Sepasang kelabu berpendar menyelidik jawaban, separuh tak sungguh-sungguh ingin tahu, separuh lagi memendam harap. Ada secuil anomali dalam tatapnya, yang paling janggal terlihat. Aku tidak sebodoh, setidak peka itu. Ciuman di bawah gumul awan kelabu sendu menatap itu punya banyak artiーjuga, yang Kaminaga katakan waktu itu. Ada banyak tanya dalam benakku, berdesakkan, berebut keluar terjelma kata.

Foto, pesan masuk, gerbong kereta, ucapan selamat malam, lagu, tipe gadis, hanakotoba, sehelai daun di kepala, ciuman menyesakkan itu, dia tiba-tiba menghilang, jas biru asing, kantong belanja, operaーsemua itu apalagi kalau bukan rangkuman perasaan Kaminaga.

Dengkus lirih. "Oke, rasanya kurang tepat kalau kau ada di posisi Peter."

"ーwaktu itu kau bilang menginginkan tetapi tak bisa memiliki.
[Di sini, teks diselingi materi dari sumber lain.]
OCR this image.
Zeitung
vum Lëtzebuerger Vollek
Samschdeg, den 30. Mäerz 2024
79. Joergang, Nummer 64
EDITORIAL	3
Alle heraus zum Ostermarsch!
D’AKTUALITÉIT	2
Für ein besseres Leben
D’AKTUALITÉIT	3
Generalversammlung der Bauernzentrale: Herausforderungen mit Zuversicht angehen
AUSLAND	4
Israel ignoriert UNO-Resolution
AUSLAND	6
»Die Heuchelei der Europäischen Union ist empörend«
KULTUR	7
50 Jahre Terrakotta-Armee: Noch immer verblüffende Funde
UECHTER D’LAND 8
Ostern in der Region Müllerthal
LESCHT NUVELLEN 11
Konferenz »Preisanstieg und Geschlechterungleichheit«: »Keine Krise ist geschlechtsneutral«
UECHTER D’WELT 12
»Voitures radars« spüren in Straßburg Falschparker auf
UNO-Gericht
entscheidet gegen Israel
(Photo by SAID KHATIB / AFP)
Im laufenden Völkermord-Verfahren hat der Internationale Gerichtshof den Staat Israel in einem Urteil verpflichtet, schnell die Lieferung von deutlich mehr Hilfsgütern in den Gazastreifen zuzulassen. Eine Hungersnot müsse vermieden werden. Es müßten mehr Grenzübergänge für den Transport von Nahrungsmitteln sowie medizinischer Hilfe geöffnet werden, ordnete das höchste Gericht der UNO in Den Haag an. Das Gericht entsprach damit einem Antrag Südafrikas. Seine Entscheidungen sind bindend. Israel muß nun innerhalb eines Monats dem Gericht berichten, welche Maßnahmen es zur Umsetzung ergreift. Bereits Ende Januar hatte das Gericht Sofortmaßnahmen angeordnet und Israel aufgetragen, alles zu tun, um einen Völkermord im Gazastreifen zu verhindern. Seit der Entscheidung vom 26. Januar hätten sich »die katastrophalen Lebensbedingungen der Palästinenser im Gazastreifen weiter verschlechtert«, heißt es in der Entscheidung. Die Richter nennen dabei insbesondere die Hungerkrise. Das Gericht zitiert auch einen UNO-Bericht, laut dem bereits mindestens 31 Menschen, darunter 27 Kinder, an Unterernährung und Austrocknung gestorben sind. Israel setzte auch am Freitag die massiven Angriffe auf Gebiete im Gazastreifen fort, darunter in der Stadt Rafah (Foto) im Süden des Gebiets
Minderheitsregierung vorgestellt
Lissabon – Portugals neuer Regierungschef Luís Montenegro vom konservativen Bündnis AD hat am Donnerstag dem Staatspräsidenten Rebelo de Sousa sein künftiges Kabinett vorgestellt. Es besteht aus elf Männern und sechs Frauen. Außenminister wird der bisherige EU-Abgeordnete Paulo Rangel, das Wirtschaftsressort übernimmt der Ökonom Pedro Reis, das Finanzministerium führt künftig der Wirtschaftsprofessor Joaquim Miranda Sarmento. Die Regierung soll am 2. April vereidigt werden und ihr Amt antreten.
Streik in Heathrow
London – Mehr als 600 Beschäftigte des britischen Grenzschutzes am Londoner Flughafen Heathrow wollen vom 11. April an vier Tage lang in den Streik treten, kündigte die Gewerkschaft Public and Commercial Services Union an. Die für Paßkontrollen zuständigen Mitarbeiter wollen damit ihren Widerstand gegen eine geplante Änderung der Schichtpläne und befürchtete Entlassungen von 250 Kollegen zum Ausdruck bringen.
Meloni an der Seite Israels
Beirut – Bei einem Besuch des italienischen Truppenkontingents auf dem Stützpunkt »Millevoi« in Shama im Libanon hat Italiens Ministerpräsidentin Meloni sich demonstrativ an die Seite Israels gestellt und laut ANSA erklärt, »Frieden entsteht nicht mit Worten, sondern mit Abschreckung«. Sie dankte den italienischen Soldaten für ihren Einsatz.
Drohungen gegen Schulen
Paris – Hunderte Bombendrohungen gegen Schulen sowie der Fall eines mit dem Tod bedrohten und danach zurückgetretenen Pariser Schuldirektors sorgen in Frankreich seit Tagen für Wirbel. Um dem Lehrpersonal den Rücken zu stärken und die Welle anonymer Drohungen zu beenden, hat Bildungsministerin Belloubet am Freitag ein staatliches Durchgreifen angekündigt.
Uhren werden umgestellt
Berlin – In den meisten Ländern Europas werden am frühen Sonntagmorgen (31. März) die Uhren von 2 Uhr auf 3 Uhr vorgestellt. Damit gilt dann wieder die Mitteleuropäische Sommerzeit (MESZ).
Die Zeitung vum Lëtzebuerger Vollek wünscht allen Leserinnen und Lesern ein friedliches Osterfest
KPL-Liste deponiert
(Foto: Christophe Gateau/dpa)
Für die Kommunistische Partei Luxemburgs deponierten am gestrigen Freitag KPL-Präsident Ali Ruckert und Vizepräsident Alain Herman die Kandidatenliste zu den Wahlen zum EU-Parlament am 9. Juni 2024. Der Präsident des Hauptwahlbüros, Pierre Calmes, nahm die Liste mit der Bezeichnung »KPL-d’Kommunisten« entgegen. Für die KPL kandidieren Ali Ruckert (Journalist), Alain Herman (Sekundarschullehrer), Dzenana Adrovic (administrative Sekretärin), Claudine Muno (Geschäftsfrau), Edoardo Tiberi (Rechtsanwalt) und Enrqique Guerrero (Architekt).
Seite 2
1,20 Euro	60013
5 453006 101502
Apa ... itu ada hubungannya dengan profesimu?" Tanyaku hati-hati.

Kaminaga bungkam, hingga ia memanggil pelayan, meminta bill, mencarikan taksi untuk kami naiki berdua.

Diamnya bukan untuk lari dari tanyaku. Diamnya karena kemelut jawaban hatinya dan logikanya.

Hm, kalau kamu pengen doi, aku pengen nampol kamu.

Satu lagi chapter panjang sepanjang jalan kenangan. Masih ada satu chapter di-publish hari ini, jadi jangan ke mana-mana!!!

Makasih buat yang memberi votes sama komentar huhu, semoga seri ini nggak mengecewakan kalian ya :')))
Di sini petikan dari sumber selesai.